Hoy he confiado ciegamente en la Aemet y aquí estoy a pelo pensando que habíamos dejado las lluvias atrás definitivamente, así que espero que esto se aligere y me deje dormir en paz.

Subí casi todo el rato leyendo pero ello no me impidió disfrutar de ese magnífico alfombrado amarillo que cubre las laderas de nuestras montañas en esta época con las flores de las retamas o los piornos. Largas nubes de tripa cenicienta cubrían a ratos el cielo, armonía de amarillos brillantes por medio del cual el sendero zigzaguea gracioso frente a la mirada tranquila primero de la Maliciosa a levante y más adelante, trepando ya hacía Guarramillas, frente a Siete Picos y Montón de Trigo oscuros y como esperando ser tragados por las nubes de poniente.


Anoche se me terminó el libro de Silvia Vidal. Lo estiré para que me durara semanas, pero fue inevitable llegar al final. No es un libro que su escritura en sí te anime a leer, pero basta hacer un ejercicio de aproximación, un intento de ponerte en la piel de Silvia y en sus circunstancias para recuperar aquello que el texto no llega a expresar, y es que la autora pasa treinta días escalando en una pared y su relato lo encierra a veces en siete u ocho líneas. El miedo, los peligros, la incertidumbre, la necesidad de izar más de cien kilos por la pared, las tormentas, el frío, el estado de ánimo, las dificultades, todo esto te lo tienes que imaginar. Aún así me corre por dentro una suerte de agradecida inquietud que nada tiene que ver con ese mundo que se me añugaba anoche, que también me inquietaba, mientras daba cuenta en mi diario de alguno de los males de nuestra sociedad. Silvia no quiere saber nada de las redes sociales, de teléfonos, de gps, de brújula. Silvia es el ser más libre que conozco, el más fiel a sí mismo. Leyéndola tienes que detener la lectura e imaginar por tu cuenta ese denso mundo que intuyes. Es la vida personal vivida con la mayor plenitud que uno pueda pensar. El hombre, la mujer al desnudo consigo mismo, con su yo, sus miedos, sus alegrías, su salvaje sentimiento de libertad.
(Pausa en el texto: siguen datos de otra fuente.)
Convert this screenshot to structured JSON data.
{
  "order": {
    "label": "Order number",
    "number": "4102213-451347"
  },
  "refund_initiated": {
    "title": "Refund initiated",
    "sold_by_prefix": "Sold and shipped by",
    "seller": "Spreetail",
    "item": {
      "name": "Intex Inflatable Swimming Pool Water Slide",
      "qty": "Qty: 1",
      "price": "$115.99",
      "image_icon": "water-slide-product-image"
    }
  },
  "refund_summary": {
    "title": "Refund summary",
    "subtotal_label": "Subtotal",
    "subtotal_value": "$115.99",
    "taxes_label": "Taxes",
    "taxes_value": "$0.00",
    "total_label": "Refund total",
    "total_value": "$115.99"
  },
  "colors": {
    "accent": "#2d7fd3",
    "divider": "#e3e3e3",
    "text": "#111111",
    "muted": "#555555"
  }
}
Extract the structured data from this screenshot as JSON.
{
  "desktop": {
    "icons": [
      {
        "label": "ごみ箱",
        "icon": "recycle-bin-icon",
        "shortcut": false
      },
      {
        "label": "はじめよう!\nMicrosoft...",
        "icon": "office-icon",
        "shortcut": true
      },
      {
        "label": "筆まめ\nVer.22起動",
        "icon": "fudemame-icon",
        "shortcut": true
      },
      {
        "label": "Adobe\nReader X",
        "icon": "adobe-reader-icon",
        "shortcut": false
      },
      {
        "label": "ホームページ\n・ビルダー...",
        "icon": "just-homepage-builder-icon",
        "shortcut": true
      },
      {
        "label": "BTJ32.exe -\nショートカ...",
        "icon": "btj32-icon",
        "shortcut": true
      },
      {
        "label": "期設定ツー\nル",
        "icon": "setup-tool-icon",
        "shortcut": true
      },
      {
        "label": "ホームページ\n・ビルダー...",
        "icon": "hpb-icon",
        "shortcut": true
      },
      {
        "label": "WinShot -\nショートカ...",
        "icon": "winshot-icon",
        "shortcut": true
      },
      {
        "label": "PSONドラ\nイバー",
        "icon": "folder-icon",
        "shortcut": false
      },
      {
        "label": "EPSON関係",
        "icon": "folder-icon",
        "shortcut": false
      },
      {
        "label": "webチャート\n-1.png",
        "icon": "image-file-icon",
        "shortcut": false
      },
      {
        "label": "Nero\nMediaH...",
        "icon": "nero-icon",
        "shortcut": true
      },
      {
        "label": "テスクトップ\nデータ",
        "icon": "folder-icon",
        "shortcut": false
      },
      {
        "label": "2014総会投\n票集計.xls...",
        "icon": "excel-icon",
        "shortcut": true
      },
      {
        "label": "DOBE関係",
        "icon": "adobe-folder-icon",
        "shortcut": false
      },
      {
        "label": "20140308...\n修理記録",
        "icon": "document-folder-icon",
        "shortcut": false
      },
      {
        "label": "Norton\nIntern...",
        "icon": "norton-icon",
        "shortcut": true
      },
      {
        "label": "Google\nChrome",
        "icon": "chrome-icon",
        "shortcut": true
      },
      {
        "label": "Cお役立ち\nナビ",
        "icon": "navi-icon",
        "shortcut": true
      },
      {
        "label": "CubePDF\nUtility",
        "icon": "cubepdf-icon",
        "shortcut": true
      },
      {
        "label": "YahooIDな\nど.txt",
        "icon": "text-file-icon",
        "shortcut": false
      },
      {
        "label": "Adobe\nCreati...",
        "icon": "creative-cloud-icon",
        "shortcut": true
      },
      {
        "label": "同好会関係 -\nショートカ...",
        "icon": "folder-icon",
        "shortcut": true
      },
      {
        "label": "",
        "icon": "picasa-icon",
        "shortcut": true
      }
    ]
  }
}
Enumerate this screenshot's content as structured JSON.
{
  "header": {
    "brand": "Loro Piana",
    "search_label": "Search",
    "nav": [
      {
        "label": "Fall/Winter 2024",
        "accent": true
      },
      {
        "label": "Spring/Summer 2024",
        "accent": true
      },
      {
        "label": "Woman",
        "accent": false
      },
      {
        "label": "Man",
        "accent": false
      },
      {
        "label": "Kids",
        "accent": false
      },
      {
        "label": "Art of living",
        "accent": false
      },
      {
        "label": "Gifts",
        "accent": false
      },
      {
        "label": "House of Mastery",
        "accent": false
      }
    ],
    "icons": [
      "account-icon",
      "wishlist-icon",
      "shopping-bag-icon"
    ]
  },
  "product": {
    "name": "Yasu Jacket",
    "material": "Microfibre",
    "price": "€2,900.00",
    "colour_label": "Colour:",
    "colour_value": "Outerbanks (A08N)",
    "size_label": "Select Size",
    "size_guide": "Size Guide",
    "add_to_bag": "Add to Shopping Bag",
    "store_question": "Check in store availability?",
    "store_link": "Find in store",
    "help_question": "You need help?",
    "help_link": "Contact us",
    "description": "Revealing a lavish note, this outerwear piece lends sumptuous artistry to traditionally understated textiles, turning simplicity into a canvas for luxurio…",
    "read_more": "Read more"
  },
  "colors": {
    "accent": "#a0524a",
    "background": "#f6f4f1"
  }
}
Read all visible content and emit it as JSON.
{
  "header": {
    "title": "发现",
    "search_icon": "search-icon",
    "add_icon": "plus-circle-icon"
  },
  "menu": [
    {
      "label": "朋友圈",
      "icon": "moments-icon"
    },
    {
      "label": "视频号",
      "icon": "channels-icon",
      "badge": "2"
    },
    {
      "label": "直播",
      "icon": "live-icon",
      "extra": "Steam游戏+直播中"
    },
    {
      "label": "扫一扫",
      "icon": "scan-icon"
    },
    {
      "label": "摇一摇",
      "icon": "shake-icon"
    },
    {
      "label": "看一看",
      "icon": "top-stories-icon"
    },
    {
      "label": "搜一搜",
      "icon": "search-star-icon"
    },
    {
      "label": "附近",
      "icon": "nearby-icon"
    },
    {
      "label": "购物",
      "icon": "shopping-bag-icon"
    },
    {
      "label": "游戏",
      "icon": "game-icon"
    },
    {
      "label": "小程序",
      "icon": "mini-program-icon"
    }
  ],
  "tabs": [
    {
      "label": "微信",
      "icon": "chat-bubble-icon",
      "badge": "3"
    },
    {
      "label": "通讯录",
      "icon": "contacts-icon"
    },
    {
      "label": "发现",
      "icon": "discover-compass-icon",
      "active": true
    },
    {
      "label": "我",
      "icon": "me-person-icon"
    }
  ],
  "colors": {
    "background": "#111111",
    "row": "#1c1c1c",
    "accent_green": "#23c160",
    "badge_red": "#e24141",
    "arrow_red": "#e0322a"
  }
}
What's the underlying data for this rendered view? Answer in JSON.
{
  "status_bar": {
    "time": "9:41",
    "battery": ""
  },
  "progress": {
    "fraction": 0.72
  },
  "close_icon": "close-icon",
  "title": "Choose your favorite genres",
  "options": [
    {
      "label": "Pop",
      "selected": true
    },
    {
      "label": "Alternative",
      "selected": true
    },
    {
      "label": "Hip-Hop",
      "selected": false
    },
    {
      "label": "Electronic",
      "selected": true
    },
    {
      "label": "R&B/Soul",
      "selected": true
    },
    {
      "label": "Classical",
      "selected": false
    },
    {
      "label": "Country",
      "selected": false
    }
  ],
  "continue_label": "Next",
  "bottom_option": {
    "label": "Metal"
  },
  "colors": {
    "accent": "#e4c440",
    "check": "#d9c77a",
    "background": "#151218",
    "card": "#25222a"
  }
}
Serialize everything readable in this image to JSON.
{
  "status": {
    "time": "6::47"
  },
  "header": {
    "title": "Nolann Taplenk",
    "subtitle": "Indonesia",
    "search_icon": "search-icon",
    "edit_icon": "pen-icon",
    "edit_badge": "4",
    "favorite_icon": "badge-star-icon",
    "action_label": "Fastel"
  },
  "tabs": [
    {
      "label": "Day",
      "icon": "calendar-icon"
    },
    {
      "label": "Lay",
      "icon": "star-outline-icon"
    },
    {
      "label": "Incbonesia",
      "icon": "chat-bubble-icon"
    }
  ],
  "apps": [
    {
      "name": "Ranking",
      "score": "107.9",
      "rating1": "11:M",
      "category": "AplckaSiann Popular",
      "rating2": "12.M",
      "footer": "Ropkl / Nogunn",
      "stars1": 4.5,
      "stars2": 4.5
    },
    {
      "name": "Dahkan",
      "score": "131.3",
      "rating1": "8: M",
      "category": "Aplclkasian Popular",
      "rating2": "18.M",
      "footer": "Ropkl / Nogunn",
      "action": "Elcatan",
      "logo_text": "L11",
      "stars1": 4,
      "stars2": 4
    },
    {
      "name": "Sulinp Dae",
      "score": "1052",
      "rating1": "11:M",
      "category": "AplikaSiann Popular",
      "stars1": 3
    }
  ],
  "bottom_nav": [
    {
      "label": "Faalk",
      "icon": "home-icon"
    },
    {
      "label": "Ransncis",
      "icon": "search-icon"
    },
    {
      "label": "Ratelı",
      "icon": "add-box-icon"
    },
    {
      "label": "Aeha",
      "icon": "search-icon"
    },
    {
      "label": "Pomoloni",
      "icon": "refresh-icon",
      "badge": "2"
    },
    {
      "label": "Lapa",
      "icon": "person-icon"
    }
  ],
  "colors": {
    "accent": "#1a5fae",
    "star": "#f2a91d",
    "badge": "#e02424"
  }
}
No es posible concebir mayor fuerza, mayor sensación de admiración, cuando haciendo un esfuerzo uno intenta meterse dentro de su mundo, colgada en esa inmensa soledad de su hamaca donde los días pasan lentos en medio de una persistente incertidumbre, un esfuerzo agotador, día tras días la hamaca sometida a los tremendos vientos patagónicos o a los fríos y la humedad de un remoto valle en las montañas de Alaska.

La niebla persiste sobre la cumbre, sin embargo es posible ver enfrente un rastro de luna e incluso, a mis pies, envueltos en una ligera muselina, las luces de los barcos pesqueros que faenan en el mar del llano madrileño.